1,000,000 kg · v/s(ship) = 0.058 kg/s · v(exhaust)

1,000,000 kg · 10 m/s² = 0.058 kg/s · v(exhaust)

v(exhaust) = (1,000,000 kg · 10 m/s²) / (0.058 kg/s)

v(exhaust) = 172 Mm/s = 0.574c

Well, that is physically possible. Before I ran the number I thought it might require Ve > c.

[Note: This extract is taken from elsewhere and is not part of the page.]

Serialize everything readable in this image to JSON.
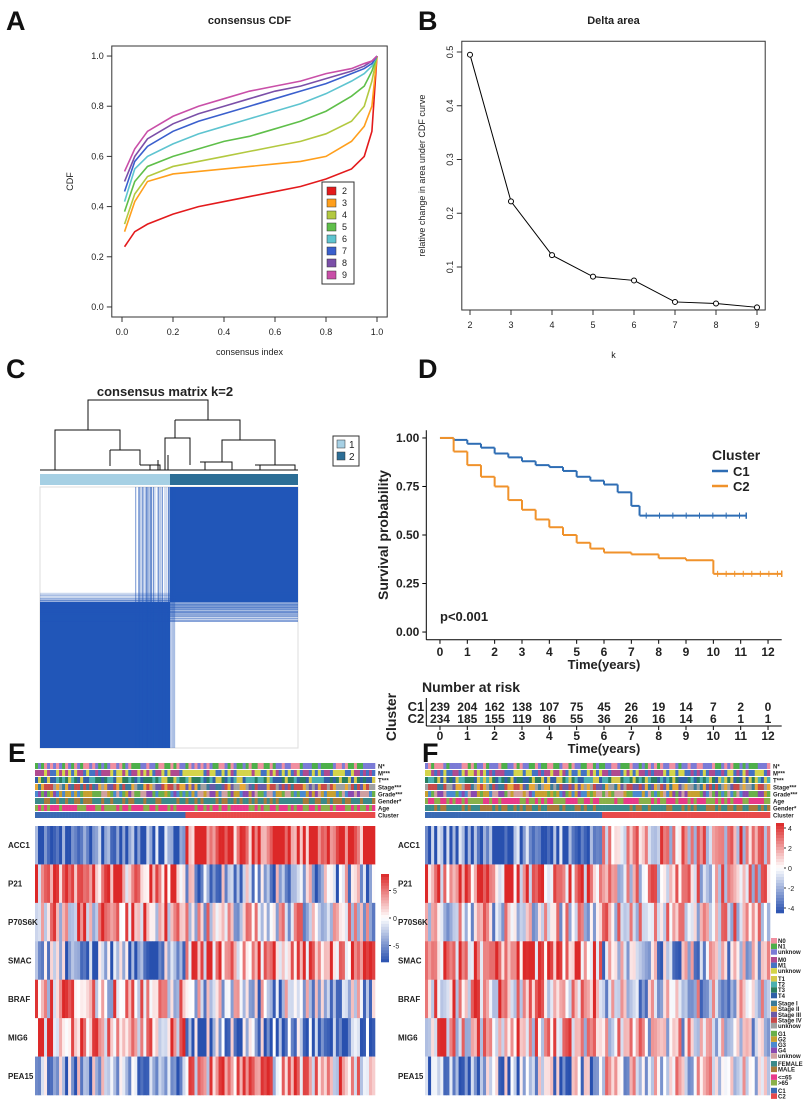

But total energy (neglecting relativity for back-of-envelope calc) required is:

½ · 0.058 kg/s · v² = 862 TW

which is more than 1,000,000 times more power than the 500 MW power plant.

 

[aramis]

Nah, not possible. A 500 MW power plant, consuming 5 tons H2/day, can't produce 1000 ton·gees of thrust. At 5 tons/day the mass flow rate would only be 58 grams (yes, grams) of H2/second. Based on conservation of momentum, exhaust velocity would have to be:

1,000,000 kg · v/s(ship) = 0.058 kg/s · v(exhaust)

1,000,000 kg · 10 m/s² = 0.058 kg/s · v(exhaust)

v(exhaust) = (1,000,000 kg · 10 m/s²) / (0.058 kg/s)

v(exhaust) = 172 Mm/s = 0.574c

Well, that is physically possible. Before I ran the number I thought it might require Ve > c.

But total energy (neglecting relativity for back-of-envelope calc) required is:

½ · 0.058 kg/s · v² = 862 TW

which is more than 1,000,000 times more power than the 500 MW power plant.

All of which points towards an N-space deformation drive. Rather than expanding/contracting space, it creates a gravity gradient using much lower energies which you fall through...

 

[kilemall]

Huh.

I was figuring the jump was a massive muon-catalyzed fusion event, which created the huge pulse of power, and then all that 10% per jump mass got ejected at once, which is fine, ship gets powered through the 'whateveryouwannacallit' and we're done.